Das Verwaltungsgericht bestätigte jedoch die behördliche Entscheidung: Unzuverlässig sei, wer keine Gewähr dafür biete, dass er sein Gewerbe in Zukunft ordnungsgemäß ausüben werde. Eine strafrechtliche Verurteilung sei nicht Voraussetzung für die gewerberechtliche Unzuverlässigkeit. Es komme auf die zugrunde liegenden Tatsachen an. Diese seien erwiesen. Bei einer Hausdurchsuchung seien über 3.000 kinderpornographische Bilder gefunden worden. Den Besitz dieser Bilder habe der Mann gegenüber der Polizei verharmlost. Früher sei er bereits einmal wegen dieses Delikts verurteilt worden. All dies reiche aus, um ihm den beruflichen Umgang mit Kindern und Jugendlichen mit sofortiger Wirkung zu untersagen. (Verwaltungsgericht Stuttgart, Beschluss vom 21. Januar 2011, Az. 4 K 5220/10)

Fall 2: Ausbleibende Zahlungen bei Finanzamt und Sozialkassen

Eine Frau hatte eine GmbH gegründet und dafür ein Gewerbe angemeldet, unter anderem für Videofilmverleih, Handel mit Unterhaltungselektronik und den Betrieb von Bistros, Backshops und Spielotheken. Das Finanzamt hatte seine liebe Not mit ihr: Sie leistete Steuervorauszahlungen teils nur nach Vollstreckungsankündigung, unterließ Umsatzsteuervoranmeldungen und gab keine Steuererklärungen ab, so dass ihre betrieblichen Einkünfte geschätzt werden mussten. Nach drei Jahren Gewerbetätigkeit waren über 23.000 Euro Steuerschulden aufgelaufen. Auch die Knappschaft Bahn-See musste die Sozialversicherungsbeiträge für Mitarbeiter der GmbH schätzen, auch hier gab es offene Forderungen. Ebenso ging es der Berufsgenossenschaft. Bei einer Anhörung des Gewerbeamtes behauptete die Geschäftsführerin hauptsächlich, keine Schulden zu haben beziehungsweise die entsprechenden Beitrags- und Steuerforderungen nicht erhalten zu haben. Das zuständige Landratsamt untersagte ihr jegliche gewerbliche Tätigkeit und auch die Leitung eines Gewerbebetriebes. Bei der gegen den Bescheid gerichteten Klage argumentierte die Frau, dass sie ihre Steuerschulden nun deutlich reduziert habe.

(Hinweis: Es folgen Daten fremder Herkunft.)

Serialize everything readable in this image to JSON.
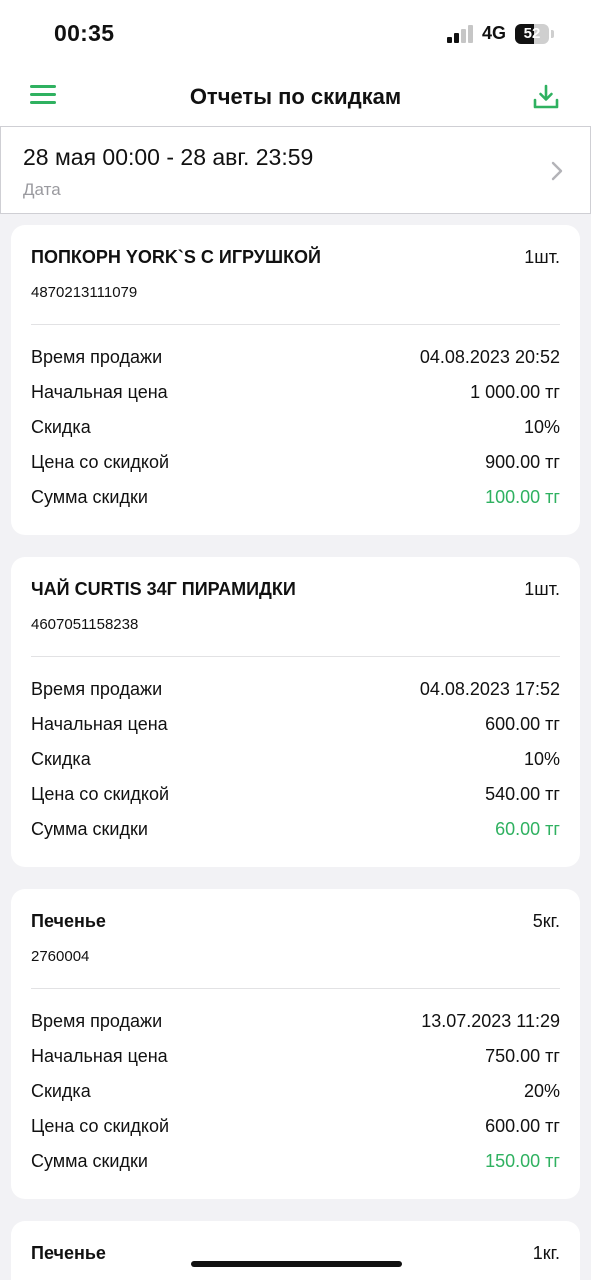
{
  "status_bar": {
    "time": "00:35",
    "network": "4G",
    "battery": "52"
  },
  "header": {
    "title": "Отчеты по скидкам"
  },
  "date_filter": {
    "value": "28 мая 00:00 - 28 авг. 23:59",
    "label": "Дата"
  },
  "colors": {
    "accent": "#2fb160",
    "background": "#f2f2f5"
  },
  "icons": {
    "menu": "hamburger-menu-icon",
    "download": "download-icon",
    "chevron": "chevron-right-icon"
  },
  "field_labels": {
    "sale_time": "Время продажи",
    "initial_price": "Начальная цена",
    "discount": "Скидка",
    "discounted_price": "Цена со скидкой",
    "discount_sum": "Сумма скидки"
  },
  "items": [
    {
      "name": "ПОПКОРН YORK`S С ИГРУШКОЙ",
      "qty": "1шт.",
      "code": "4870213111079",
      "sale_time": "04.08.2023 20:52",
      "initial_price": "1 000.00 тг",
      "discount": "10%",
      "discounted_price": "900.00 тг",
      "discount_sum": "100.00 тг"
    },
    {
      "name": "ЧАЙ CURTIS 34Г ПИРАМИДКИ",
      "qty": "1шт.",
      "code": "4607051158238",
      "sale_time": "04.08.2023 17:52",
      "initial_price": "600.00 тг",
      "discount": "10%",
      "discounted_price": "540.00 тг",
      "discount_sum": "60.00 тг"
    },
    {
      "name": "Печенье",
      "qty": "5кг.",
      "code": "2760004",
      "sale_time": "13.07.2023 11:29",
      "initial_price": "750.00 тг",
      "discount": "20%",
      "discounted_price": "600.00 тг",
      "discount_sum": "150.00 тг"
    },
    {
      "name": "Печенье",
      "qty": "1кг."
    }
  ]
}
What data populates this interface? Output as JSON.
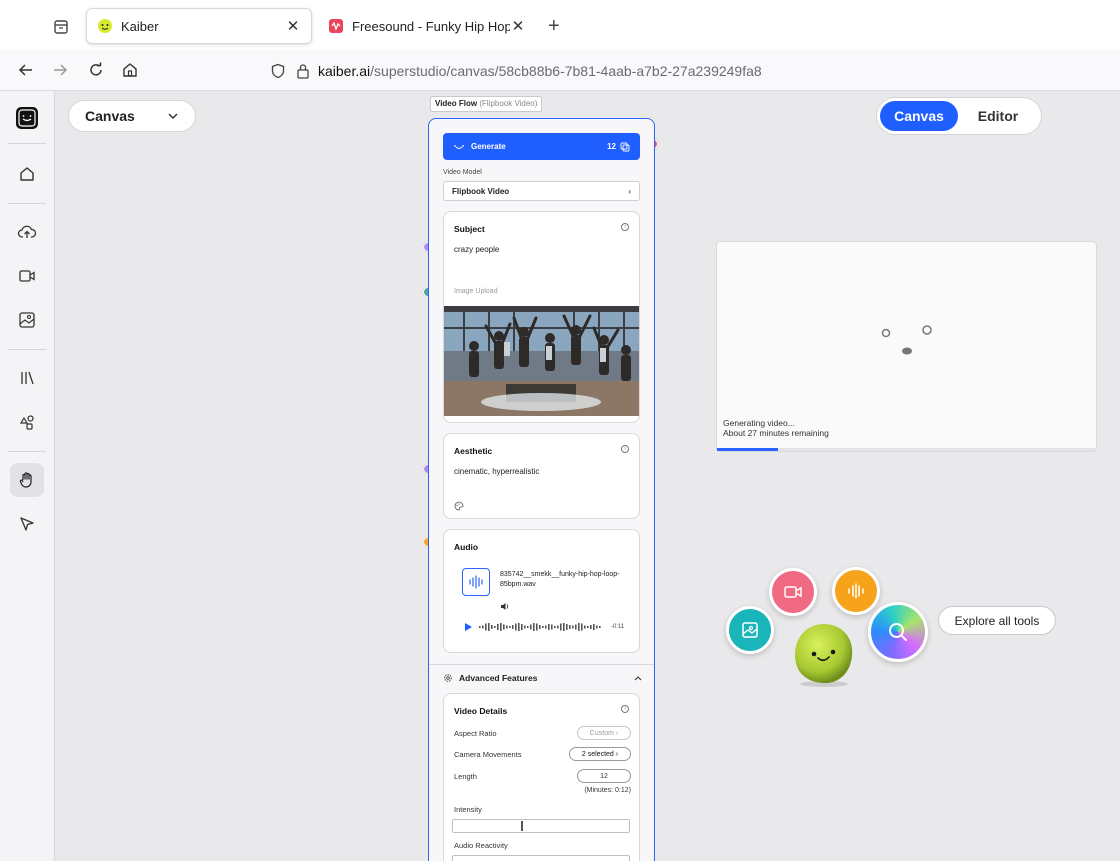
{
  "browser": {
    "tabs": [
      {
        "title": "Kaiber",
        "active": true
      },
      {
        "title": "Freesound - Funky Hip Hop Loo",
        "active": false
      }
    ],
    "url_host": "kaiber.ai",
    "url_path": "/superstudio/canvas/58cb88b6-7b81-4aab-a7b2-27a239249fa8"
  },
  "toolbar": {
    "canvas_dropdown": "Canvas",
    "mode_canvas": "Canvas",
    "mode_editor": "Editor"
  },
  "flow": {
    "label": "Video Flow",
    "label_sub": "(Flipbook Video)",
    "generate_label": "Generate",
    "generate_credits": "12",
    "video_model_label": "Video Model",
    "video_model_value": "Flipbook Video",
    "subject": {
      "title": "Subject",
      "text": "crazy people",
      "image_upload_label": "Image Upload"
    },
    "aesthetic": {
      "title": "Aesthetic",
      "text": "cinematic, hyperrealistic"
    },
    "audio": {
      "title": "Audio",
      "file_name": "835742__smekk__funky-hip-hop-loop-85bpm.wav",
      "time": "-0:11"
    },
    "advanced_label": "Advanced Features",
    "video_details": {
      "title": "Video Details",
      "aspect_ratio_label": "Aspect Ratio",
      "aspect_ratio_value": "Custom",
      "camera_label": "Camera Movements",
      "camera_value": "2 selected",
      "length_label": "Length",
      "length_value": "12",
      "length_minutes": "(Minutes: 0:12)",
      "intensity_label": "Intensity",
      "audio_reactivity_label": "Audio Reactivity"
    }
  },
  "preview": {
    "status": "Generating video...",
    "remaining": "About 27 minutes remaining",
    "progress": 0.16
  },
  "tools": {
    "explore_label": "Explore all tools"
  },
  "colors": {
    "accent": "#1f5eff",
    "port_red": "#e8546c",
    "port_purple": "#b28cf0",
    "port_teal": "#4fa5a0",
    "port_orange": "#f5a623",
    "orb_pink": "#f06a84",
    "orb_orange": "#f7a21b",
    "orb_teal": "#19b5b8"
  }
}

Das Verwaltungsgericht Augsburg bestätigte trotzdem den Untersagungsbescheid: Für dessen Rechtmäßigkeit sei die Sachlage zur Zeit seiner Erteilung maßgeblich. Die Klägerin habe seit Bestehen ihres Betriebes ihre steuerlichen Mitwirkungs- und Erklärungspflichten in erheblichem Umfang verletzt. Unter anderem habe sie in drei Jahren neunzehnmal die Umsatzsteuervoranmeldung unterlassen. Auch gegenüber Sozialversicherungsträgern sei sie ihren Pflichten nicht nachgekommen. Von ihrer Unzuverlässigkeit könne man daher auch künftig ausgehen. (Verwaltungsgericht Augsburg, Urteil vom 14. Februar 2013, Au 5 K 12.1215 )

Fall 3: Versicherungsmakler mit Steuerschulden

Ein Versicherungsmakler hatte rund 10.000 Euro an Steuerschulden angesammelt. Vier Jahre lang hatte er keine Steuererklärungen abgegeben. Im Schuldnerverzeichnis hatte er fünf Eintragungen, darunter auch eine Haftanordnung zur Erzwingung der Abgabe der Eidesstattlichen Versicherung. Die Gewerbebehörde widerrief schließlich die ihm erteilte besondere Gewerbeerlaubnis für die Tätigkeit als Versicherungsmakler. Er klagte gegen den Bescheid. Das Finanzamt habe ihm noch eine Frist zur Klärung seiner steuerlichen Verhältnisse und für die Ausarbeitung eines Zahlungsvorschlags gesetzt, welche noch nicht abgelaufen sei. Man könne ihm nicht vor Ablauf dieser Frist sein Gewerbe untersagen.

Der Bayerische Verwaltungsgerichtshof sah dies anders. Behörden seien nur in sehr wenigen, gesetzlich geregelten Fällen verpflichtet, auf den Ausgang anderer Verfahren zu warten. Die gewerberechtliche Unzuverlässigkeit resultiere hier daraus, dass er jahrelang keine Steuererklärungen abgegeben habe. Dass er derzeit noch an einem Schuldenbereinigungsplan arbeite, ändere nichts an seinem bisherigen unzuverlässigen Verhalten. Er habe derzeitige Schulden von 53.000 Euro und kein Einkommen oberhalb des Pfändungsfreibetrages. Als Versicherungsmakler sei er damit der Versuchung ausgesetzt, seine Kunden zum Abschluss nachteiliger Verträge zu drängen, um Provisionen zu verdienen. (Bayerischer VGH, Beschluss vom 15. April 2013, Az. 22 ZB 13.522)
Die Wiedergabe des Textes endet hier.